Listening to your partner, saying back what you heard, and offering empathy is not the same as agreeing. It’s letting your partner know you heard him/her, that you care. When the time is right, you share your perspective, and s/he listens, says back what you said, offers empathy. It’s quite simple, and revolutionary.
When you have a disagreement, argue each others’ point of view. See what you learn. Seek and consider previously unthought-of options.
The goal is not to think alike, it’s to think together.
Bring realistic and constructive thoughts and words to any disagreement, especially with yourself.
Be curious, ask questions, seek new thoughts and feelings.
When you’re struggling, reach out for help.

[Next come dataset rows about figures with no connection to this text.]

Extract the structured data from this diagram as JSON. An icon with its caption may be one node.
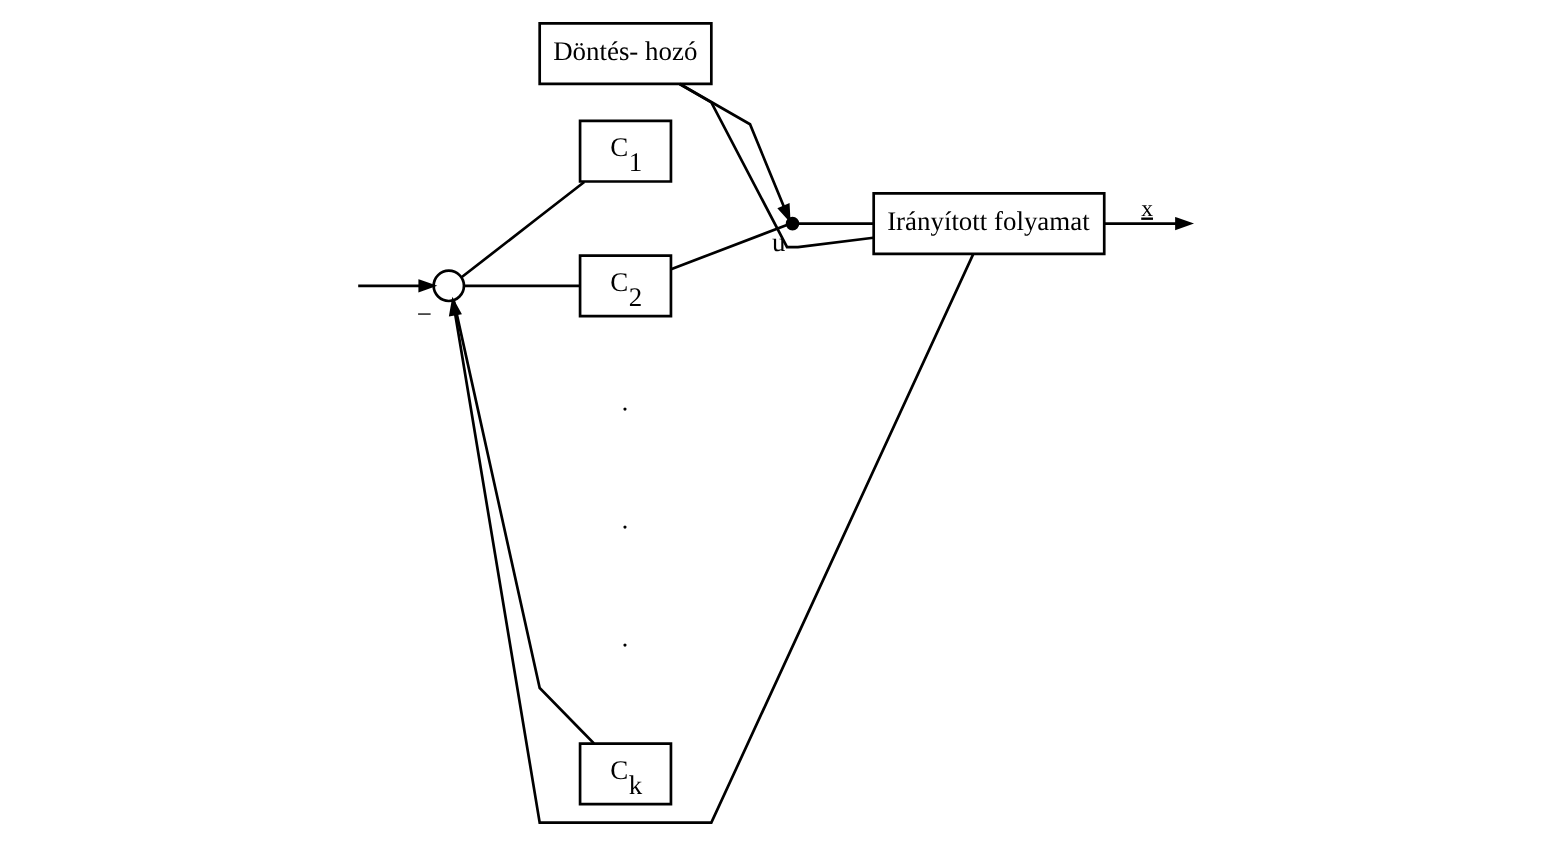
{
  "diagram": {
    "nodes": [
      {
        "text": [],
        "shape": "circle",
        "beside": [
          "−"
        ]
      },
      {
        "text": [
          "C$_{1}$"
        ]
      },
      {
        "text": [
          "C$_{2}$"
        ]
      },
      {
        "text": [
          "C$_{k}$"
        ]
      },
      {
        "text": [],
        "shape": "dot",
        "beside": [
          "u"
        ]
      },
      {
        "text": [
          "Döntés- hozó"
        ]
      },
      {
        "text": [
          "Irányított folyamat"
        ]
      }
    ],
    "edges": [
      {
        "from": null,
        "to": 0,
        "arrow": "to"
      },
      {
        "from": 0,
        "to": 1,
        "arrow": "none"
      },
      {
        "from": 0,
        "to": 2,
        "arrow": "none"
      },
      {
        "from": 0,
        "to": 3,
        "arrow": "none"
      },
      {
        "from": 2,
        "to": 4,
        "arrow": "none"
      },
      {
        "from": 5,
        "to": 4,
        "arrow": "to"
      },
      {
        "from": 4,
        "to": 6,
        "arrow": "none"
      },
      {
        "from": 6,
        "to": null,
        "arrow": "to",
        "label": "x"
      },
      {
        "from": 6,
        "to": 0,
        "arrow": "to"
      },
      {
        "from": 6,
        "to": 5,
        "arrow": "none"
      }
    ],
    "labels": [
      "·",
      "·",
      "·"
    ]
  }
}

When another is struggling, reach out with support. At times it’s best to ask what s/he needs right now (vs. fixing). Other times a kind word, a sincere question, a hand on the shoulder, sitting together in silence or with music, or a walk together is your valuable offering.
As humans, we entertain an uncountable number of thoughts in a day. Seek ways to entertain positive thoughts, even, or especially, in the midst of trying times. When negative thoughts arrive, witness their presence and watch them float away on a cloud.